The jacket has been modified several times since its invention, and its original form is now unknown. A version popularised in the 1930s consisted of a larger version of a sportscoat, together with a belt.

==Types==
There are many types of Norfolk jacket, with variations including the type of pleat used, and the style of the belt. Popular varieties today include the full Norfolk jacket, which features three or four buttons in a single-breasted layout, with pleats and a full belt; and the half Norfolk jacket which is less pleated and has only a half belt. Both these types have a notched lapel and a patch pocket.
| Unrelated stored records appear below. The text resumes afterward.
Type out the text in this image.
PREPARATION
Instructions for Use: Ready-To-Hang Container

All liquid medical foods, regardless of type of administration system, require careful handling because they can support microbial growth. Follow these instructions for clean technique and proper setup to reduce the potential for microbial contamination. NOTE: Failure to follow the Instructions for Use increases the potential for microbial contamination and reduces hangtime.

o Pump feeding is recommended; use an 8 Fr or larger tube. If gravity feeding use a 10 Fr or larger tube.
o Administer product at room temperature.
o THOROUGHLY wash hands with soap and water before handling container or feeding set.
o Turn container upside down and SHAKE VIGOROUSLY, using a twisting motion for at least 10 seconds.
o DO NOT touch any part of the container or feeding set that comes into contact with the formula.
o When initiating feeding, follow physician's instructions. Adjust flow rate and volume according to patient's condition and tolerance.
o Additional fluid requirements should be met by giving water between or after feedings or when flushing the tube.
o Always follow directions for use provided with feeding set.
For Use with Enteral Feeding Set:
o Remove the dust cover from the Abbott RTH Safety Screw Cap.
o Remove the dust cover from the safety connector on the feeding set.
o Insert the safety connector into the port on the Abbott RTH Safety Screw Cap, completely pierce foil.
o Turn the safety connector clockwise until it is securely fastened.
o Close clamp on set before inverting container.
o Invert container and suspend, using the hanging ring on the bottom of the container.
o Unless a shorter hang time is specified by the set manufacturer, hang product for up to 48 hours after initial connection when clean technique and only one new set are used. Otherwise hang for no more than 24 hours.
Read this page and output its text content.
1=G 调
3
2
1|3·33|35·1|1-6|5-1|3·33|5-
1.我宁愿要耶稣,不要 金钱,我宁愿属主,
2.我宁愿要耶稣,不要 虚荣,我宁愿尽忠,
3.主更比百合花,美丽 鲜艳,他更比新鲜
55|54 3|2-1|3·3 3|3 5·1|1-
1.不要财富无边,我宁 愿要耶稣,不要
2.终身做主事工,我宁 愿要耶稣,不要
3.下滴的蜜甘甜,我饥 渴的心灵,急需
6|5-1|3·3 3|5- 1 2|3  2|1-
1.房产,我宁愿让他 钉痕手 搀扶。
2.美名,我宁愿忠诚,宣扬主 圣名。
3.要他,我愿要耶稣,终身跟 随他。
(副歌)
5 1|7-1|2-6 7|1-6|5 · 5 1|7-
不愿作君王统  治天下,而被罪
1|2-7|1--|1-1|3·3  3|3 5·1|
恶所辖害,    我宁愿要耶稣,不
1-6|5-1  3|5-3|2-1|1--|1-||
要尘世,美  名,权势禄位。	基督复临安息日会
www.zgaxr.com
The Norfolk suit is an attire in which a Norfolk jacket is combined with matching trousers to form a full suit. This style was popular in the 1930s and 1940s but is rare today.

==Uses==
The Norfolk jacket has been employed in the military in the past, for example in the Australian Armed Forces in 1916, in which the women's uniform featured a Norfolk jacket combined with a felt hat, and by the North-West Mounted Police in Canada in the 1870s. It was also popularised in the Sears Catalog as a boy's garment in the early twentieth century, alongside the Buster Brown suit.